Dalam perkembanganya, akses jalan darat dibangun dari Batavia ke landhuis Tjilintjing. Jalan darat ini dari Batavia melewati land Antjol dan land Tandjoeng Priok lalu menuju land Tjilintjing dengan membangun jembatan di atas sungai Tjilintjing. Jalan darat ini hanya sampai batas landhuis Tjilintjing. Akses dari landhuis Tjilintjing ke kampong Toegoe melalui jalan setapak. Sedangkan akses dari kampong Toegoe ke kampoeng Batoe Toemboe selain melalui jalur sungai juga dengan jalan setapak. Land Tjilintjing secara umum adalah kawasan rawa-rawa. Karena itu moda transportasi antar kampong di wilayah land Tjilintjing hinggga ke kampong Soekapoera dilakukan dengan transportasi air.

Batavia (Peta 1625)
Di hulu sungai Toegoe atau sungai Tjakoeng ini juga sudah terbentuk land Tjakoeng. Land Tjakoeng ini diakses dari land Poeloe Gadong. Di land Tjakoeng ini terdapat sejumlah kampong antara lain kampong Tjakoeng dan kampong Petoekangan. Di daerah aliran sungai Tjakoeng (sungai Toegoe) dalam hal ini terdapat nama-nama kampong yang boleh jadi berkaitan seperti Batoe Toemboe, Soekapoera dan Patoekangan. Lantas apakah nama-nama kampong ini merujuk pada suatu kerajaan di masa lampau? Yang dalam hal ini Batoe Toemboe adalah ibukota kerajaan dan Soekapoera adalah tempat suci?

Land Antjol (Peta 1740)
Pada analisis sebelumnya (lihat artikel Sejarah Berkasi No. 4 dan No. 15) dua nama sungai Candrabhaga dan sungai Gomati disebut di dalam Prasasti Tugu. Dalam artikel tersebut, dua sungai yang dimaksud dalam prasasti tersebut diduga adalah sungai Bekasi di Bekasi (sungai Candrabhaga) dan sungai Tjipankantjilan (sungai Gomati) di Bogor. Namun dalam artikel ini sungai Candrabhaga diinterpretasi sebagai sungai Tjakoeng di Tjilintjing dan kanal (sungai) Gomati adalah kanal sungai Soenter (dari Poelo Gadoeng hingga Mangga Doea). Semua itu, meski masih misteri tetapi terbuka untuk ruang analisis untuk menemukan nama dua sungai yang disebut dalam Prasasti Tugu.
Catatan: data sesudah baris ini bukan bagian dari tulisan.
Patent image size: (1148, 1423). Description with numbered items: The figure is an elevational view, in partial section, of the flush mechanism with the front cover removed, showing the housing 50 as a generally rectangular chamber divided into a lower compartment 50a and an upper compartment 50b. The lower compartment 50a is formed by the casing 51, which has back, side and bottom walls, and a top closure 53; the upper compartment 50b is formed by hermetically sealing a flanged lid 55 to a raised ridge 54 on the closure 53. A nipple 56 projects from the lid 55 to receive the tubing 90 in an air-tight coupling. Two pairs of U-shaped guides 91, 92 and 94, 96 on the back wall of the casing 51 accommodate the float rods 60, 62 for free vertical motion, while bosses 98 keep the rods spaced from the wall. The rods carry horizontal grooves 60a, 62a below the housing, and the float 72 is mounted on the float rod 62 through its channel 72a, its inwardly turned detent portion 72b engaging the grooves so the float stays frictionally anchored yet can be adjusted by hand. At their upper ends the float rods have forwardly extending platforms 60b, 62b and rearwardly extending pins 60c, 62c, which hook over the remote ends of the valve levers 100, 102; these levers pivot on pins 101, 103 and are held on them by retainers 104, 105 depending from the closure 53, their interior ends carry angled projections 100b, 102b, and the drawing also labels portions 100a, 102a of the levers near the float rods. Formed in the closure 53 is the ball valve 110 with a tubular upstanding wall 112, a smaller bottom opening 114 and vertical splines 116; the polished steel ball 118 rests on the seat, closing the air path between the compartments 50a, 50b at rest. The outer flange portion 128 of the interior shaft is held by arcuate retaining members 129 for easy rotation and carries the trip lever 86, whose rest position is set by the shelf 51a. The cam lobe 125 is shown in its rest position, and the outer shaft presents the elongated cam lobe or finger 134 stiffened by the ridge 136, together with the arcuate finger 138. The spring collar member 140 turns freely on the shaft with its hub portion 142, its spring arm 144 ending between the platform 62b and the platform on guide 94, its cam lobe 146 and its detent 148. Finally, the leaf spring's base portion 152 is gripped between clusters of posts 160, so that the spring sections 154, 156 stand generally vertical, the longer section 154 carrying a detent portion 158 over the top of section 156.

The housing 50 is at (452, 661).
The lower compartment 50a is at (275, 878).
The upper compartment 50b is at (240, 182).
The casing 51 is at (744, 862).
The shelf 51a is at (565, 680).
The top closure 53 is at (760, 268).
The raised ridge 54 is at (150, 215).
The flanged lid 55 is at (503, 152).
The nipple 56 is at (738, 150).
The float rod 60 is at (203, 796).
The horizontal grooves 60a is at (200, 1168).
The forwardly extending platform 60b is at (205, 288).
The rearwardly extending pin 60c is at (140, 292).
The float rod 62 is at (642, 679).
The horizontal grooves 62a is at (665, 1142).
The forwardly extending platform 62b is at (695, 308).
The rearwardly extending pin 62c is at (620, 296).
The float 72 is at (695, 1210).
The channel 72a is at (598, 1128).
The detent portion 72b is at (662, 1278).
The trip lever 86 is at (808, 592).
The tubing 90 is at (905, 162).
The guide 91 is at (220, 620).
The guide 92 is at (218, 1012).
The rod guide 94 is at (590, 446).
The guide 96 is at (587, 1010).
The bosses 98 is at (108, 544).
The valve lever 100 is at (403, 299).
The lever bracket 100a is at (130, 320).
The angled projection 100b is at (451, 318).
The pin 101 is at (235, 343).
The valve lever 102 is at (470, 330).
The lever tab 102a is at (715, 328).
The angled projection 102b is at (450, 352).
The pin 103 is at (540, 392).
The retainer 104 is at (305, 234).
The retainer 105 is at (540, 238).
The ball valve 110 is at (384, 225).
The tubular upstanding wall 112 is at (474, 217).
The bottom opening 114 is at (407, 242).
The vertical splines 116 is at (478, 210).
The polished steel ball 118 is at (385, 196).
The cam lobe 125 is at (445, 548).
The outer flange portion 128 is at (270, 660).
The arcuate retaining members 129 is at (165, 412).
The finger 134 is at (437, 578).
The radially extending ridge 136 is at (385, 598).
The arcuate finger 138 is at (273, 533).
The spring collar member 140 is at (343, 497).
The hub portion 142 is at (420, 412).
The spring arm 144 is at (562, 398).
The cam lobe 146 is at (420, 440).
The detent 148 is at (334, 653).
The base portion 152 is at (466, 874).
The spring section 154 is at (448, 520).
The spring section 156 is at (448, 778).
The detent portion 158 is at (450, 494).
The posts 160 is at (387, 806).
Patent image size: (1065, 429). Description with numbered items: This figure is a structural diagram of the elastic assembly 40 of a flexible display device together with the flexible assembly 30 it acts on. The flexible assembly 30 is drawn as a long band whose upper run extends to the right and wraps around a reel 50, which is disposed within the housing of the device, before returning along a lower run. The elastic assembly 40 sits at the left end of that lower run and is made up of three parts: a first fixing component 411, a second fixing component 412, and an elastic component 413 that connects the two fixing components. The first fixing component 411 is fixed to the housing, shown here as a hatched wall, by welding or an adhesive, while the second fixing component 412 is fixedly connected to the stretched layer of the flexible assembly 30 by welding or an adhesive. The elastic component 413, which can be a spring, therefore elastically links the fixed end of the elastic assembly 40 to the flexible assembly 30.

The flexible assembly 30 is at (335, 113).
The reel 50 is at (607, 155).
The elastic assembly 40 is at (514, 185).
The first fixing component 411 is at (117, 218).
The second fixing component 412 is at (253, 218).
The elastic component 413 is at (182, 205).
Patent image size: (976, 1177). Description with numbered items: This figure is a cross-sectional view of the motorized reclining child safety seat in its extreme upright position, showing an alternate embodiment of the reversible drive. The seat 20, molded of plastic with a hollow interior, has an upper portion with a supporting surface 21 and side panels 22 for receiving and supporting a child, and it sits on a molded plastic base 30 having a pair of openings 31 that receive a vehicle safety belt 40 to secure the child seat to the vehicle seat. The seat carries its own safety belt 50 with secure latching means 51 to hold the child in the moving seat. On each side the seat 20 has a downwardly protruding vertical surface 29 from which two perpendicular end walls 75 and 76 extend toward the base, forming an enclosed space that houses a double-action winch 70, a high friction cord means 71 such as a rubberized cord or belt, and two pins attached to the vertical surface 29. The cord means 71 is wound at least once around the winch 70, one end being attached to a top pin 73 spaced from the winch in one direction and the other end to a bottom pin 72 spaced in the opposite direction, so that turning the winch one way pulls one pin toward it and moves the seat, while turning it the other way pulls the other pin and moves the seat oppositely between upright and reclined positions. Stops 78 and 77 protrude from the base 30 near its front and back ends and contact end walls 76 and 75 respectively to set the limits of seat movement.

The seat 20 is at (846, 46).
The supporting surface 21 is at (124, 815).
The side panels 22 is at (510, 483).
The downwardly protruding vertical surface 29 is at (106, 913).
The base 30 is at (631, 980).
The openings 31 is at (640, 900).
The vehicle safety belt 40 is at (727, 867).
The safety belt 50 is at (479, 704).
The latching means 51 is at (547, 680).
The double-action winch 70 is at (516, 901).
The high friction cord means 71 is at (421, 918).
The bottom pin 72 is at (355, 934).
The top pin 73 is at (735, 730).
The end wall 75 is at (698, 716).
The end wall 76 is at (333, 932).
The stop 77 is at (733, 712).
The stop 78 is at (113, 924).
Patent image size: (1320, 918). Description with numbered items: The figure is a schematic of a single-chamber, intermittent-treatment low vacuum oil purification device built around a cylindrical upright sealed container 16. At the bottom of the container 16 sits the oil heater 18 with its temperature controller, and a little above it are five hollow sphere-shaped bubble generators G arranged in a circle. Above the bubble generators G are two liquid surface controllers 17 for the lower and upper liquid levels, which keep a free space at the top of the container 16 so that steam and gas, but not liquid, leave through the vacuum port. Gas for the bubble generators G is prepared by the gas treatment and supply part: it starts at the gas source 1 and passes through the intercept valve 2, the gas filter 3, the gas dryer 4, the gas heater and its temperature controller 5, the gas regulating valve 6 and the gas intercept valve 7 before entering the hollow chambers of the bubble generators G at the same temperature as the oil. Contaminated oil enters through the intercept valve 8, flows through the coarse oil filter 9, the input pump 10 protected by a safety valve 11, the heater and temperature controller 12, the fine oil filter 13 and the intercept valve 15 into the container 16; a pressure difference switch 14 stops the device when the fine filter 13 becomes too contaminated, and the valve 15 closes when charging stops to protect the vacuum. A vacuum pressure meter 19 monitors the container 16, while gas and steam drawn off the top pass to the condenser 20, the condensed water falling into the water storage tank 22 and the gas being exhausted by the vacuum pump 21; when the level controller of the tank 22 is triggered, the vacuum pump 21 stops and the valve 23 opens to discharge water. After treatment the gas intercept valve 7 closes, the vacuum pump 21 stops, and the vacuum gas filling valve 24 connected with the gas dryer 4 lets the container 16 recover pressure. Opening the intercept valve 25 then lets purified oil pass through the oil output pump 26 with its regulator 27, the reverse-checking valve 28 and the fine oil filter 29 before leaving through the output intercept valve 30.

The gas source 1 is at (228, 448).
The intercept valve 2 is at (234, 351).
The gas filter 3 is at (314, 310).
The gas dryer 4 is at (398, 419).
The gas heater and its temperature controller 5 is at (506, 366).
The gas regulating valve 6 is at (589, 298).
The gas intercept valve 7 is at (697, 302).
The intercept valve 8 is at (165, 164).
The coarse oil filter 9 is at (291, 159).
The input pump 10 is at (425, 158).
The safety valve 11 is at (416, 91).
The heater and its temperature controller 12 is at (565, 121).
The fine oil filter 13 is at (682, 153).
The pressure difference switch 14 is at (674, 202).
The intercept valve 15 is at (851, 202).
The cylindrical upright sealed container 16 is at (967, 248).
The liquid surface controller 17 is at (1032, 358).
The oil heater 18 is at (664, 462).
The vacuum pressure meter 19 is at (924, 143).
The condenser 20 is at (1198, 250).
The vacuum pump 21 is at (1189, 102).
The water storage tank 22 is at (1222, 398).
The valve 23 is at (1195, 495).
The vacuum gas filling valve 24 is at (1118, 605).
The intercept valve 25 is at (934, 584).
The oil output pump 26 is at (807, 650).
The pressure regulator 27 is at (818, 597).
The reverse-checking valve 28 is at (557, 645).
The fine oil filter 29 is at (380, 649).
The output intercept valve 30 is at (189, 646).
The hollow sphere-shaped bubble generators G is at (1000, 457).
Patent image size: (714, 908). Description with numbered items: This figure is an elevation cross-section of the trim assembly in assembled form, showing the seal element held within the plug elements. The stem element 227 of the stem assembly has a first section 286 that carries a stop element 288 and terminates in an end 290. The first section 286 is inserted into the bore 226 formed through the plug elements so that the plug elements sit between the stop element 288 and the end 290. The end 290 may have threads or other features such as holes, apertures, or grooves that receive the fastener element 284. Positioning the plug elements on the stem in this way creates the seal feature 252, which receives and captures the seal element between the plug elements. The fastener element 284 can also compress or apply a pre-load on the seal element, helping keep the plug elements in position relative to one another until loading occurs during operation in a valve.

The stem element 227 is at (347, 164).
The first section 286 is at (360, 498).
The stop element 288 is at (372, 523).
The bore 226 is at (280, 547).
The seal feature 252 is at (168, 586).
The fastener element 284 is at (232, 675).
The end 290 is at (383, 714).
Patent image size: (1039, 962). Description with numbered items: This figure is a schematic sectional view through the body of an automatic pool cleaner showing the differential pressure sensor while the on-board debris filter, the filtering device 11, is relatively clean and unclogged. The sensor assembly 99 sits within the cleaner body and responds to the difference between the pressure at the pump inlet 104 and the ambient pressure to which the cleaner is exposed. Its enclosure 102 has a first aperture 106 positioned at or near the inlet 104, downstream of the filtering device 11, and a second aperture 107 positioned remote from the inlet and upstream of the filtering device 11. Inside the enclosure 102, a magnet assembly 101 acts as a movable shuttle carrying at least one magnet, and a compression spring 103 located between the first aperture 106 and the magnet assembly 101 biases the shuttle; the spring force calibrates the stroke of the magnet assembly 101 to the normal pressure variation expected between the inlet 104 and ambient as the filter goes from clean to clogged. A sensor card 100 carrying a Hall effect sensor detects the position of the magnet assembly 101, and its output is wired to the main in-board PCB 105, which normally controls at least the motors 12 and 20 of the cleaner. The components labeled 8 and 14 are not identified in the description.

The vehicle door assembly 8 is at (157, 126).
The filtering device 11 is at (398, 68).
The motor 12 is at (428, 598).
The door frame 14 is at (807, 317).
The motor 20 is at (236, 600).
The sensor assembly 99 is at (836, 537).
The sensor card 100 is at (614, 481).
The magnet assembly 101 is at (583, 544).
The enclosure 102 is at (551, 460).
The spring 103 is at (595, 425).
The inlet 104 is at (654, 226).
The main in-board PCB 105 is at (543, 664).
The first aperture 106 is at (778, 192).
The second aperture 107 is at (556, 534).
Soekapora, Batoe Toemboe dan Sungai Soenter

Prasasti Toegoe membuat kita terus sibuk, karena pesan di dalam batu bersurat tersebut hingga kini belum terpecahkan. Dimana letak sungai Candrabhaga dan dimana posisi sungai Gomati masih menjadi teka-teki. Meski kejadiannya sudah sangat kuno, pesan di dalam batu bersurat itu sangat jelas, karena pesan dalam bahasa dan aksara cukup jelas telah terukir dalam medium abadi (batu).

Dalam Prasasti Tugu, yang dibuat pada paruh abad ke-5, disebutkan bahwa telah ‘dilakukan penggalian di sungai Candrabhaga setelah sungai itu melampaui ibukota yang masyhur dan sebelum masuk ke laut’ dan juga disebutkan telah dibuat ‘saluran baru dengan air jernih bernama sungai Gomati, mengalir sepanjang 6.122 busur (12 Km)’. Penggalian sungai Candrabhaga dapat diinterpretasi sebagai kebutuhan navigasi pelayaran; sedangkan pembangunan saluran baru dapat diinterpretasi sebagai pembangunan kanal untuk  kebutuhan air bersih dan irigasi.

Jika kita berasumsi bahwa sungai Candrabhaga adalah sungai Tjakoeng, maka Batoe Toemboe (tempat dimana ditemukan batu bersurat/prasasti) adalah ibukota dan Soekapoera adalah kota suci. Penggalian dimulai dari kota suci Soekapoera melewati ibukota (Batoe Toemboe) hingga mendekati laut di (muara) Tjilintjing.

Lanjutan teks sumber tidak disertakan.